With pyPDF2, we can open a PDF file and read its contents page by page. The library allows us to extract the text from each page and concatenate it to form a complete representation of the document’s content. Here is a code snippet that demonstrates how we use pyPDF2 to extract text from a PDF file:

# Import the PyPDF2 library
import PyPDF2

"""
Extract text from a PDF file

:param pdf_path: The path to the PDF file
:return: The text extracted from the PDF file

"""

def extract_text_from_pdf(pdf_path):
    # Open the PDF file
    with open(pdf_path, 'rb') as pdf_file:
        # Read the PDF file
        pdf_reader = PyPDF2.PdfFileReader(pdf_file)
        # Get the number of pages in the PDF
        num_pages = pdf_reader.numPages
        # Initialize an empty string to store the text
        full_text = ''
        # Loop through each page and extract the text
        for page_num in range(num_pages):
            # Get the page object
            page = pdf_reader.getPage(page_num)
            # Extract the text from the page
            page_text = page.extractText()
            # Append the text to the full_text variable
            full_text += page_text
    # Return the full text of the PDF
    return full_text

In the code snippet above, we define a function extract_text_from_pdf that takes the file path of a PDF document as input and returns the extracted text. We use the PdfFileReader class from pyPDF2 to read the PDF and iterate through its pages, extracting the text from each page and appending it to the full_text variable.

Now that we have the ability to extract text from PDFs, we can move on to the next step: generating and comparing embeddings.

Generating and Comparing Embeddings

Once we have extracted the text from the PDFs, our next step is to represent this text in a way that allows us to compare and match questions to relevant sections of the document.

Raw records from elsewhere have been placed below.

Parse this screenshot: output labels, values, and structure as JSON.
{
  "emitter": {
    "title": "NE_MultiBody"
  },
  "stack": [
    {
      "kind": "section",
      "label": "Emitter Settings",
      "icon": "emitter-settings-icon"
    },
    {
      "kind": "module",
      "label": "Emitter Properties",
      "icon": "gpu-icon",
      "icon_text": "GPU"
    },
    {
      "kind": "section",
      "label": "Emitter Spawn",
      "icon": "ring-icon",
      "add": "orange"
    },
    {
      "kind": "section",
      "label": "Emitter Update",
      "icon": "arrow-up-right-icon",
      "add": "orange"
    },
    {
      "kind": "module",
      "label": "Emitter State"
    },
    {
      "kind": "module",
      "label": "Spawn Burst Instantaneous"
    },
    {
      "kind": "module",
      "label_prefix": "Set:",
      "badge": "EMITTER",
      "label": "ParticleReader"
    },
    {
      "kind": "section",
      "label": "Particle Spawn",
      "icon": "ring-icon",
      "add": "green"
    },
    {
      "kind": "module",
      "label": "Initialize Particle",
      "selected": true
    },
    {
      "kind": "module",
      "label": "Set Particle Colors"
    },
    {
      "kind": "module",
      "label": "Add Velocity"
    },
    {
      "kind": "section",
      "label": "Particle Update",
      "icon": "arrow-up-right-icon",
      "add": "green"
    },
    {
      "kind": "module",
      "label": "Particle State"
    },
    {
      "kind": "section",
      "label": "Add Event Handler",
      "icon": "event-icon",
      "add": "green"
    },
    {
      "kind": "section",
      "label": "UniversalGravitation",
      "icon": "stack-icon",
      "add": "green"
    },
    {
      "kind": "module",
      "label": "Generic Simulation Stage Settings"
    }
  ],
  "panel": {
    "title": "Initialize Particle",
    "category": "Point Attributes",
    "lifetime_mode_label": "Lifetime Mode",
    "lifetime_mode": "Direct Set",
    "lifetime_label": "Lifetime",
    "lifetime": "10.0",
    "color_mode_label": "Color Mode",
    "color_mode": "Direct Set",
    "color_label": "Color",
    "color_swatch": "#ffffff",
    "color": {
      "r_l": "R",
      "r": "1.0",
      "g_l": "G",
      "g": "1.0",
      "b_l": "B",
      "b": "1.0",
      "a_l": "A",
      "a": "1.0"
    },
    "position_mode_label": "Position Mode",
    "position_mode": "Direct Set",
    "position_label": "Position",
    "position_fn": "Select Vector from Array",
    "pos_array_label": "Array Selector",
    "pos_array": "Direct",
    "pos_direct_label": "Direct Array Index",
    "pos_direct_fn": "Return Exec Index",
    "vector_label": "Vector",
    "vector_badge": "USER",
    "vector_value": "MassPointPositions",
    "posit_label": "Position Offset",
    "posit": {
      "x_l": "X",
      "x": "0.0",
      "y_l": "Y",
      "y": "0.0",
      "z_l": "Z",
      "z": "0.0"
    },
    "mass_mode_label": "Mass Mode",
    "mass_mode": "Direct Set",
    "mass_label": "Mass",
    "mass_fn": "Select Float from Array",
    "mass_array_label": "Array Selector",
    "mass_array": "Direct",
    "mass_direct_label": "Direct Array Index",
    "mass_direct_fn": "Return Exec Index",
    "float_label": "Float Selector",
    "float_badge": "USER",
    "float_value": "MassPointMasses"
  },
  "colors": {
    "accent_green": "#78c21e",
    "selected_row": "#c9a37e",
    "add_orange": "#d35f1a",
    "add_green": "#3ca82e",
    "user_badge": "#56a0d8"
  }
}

For this purpose, we use embeddings.

Embeddings are numerical representations of text that capture semantic information in a lower-dimensional vector space. To generate embeddings for the sentences and sections of text within the PDFs, we use the openai.embeddings library.

Here is how we obtain embeddings for the text:

# Import the OpenAI library
import openai
    
    """
    Generate embeddings for a list of text strings

    :param text_list: A list of text strings
    :return: A NumPy array of embeddings

    """

def get_embeddings(text_list):
    # Generate embeddings for the text strings, using the default parameters.
    # The default parameters are: model="ada", version="2020-05-03", and
    # return_metadata=False.
    # See the OpenAI documentation for more information: https://beta.openai.com/docs/api-reference/embeddings

    embeddings = openai.embeddings(text_list)
    return embeddings

In the code snippet above, we define a function get_embeddings that takes a list of text strings as input and returns their embeddings. We use the openai.embeddings function to generate embeddings for each text string in the input list.

Creating a FAISS Index

FAISS (Facebook AI Similarity Search) is a library designed to perform efficient similarity search and clustering of high-dimensional vectors, such as embeddings. In our program, we use FAISS to create an index of the embeddings generated for the sections of text within the PDFs. By creating a FAISS index, we can efficiently search for the most similar embeddings to the user’s question, allowing us to identify the most relevant sections of text.

To create a FAISS index, we need to perform the following steps:

  1. Determine the Dimensionality: We need to determine the dimensionality of the embeddings we plan to index. The dimensionality is simply the number of components in each embedding vector.

  2. Initialize the Index: We initialize the FAISS index using the dimensionality of the embeddings. In our program, we use an IndexFlatL2 index, which is a basic index type that performs L2 distance-based similarity search.

  3. Add Embeddings to the Index: Once the index is initialized, we add the embeddings to the index. This process involves transferring the embeddings to the FAISS index structure so they can be searched efficiently.

Here is a code snippet to show how to implement this in practice:


import faiss

    """
    Create a FAISS index for a set of embeddings

    :param embeddings: A NumPy array of embeddings
    :return: A FAISS index

    """

def create_faiss_index(embeddings):
    # Determine the dimensionality of the embeddings
    dimension = embeddings.shape[1]
    # Initialize the FAISS index
    index = faiss.IndexFlatL2(dimension)
    # Add the embeddings to the index, using .add(), as index is a object.
    index.add(embeddings)
    return index

By creating a FAISS index for the text embeddings, we enable our program to quickly find the most relevant sections of text in response to user questions.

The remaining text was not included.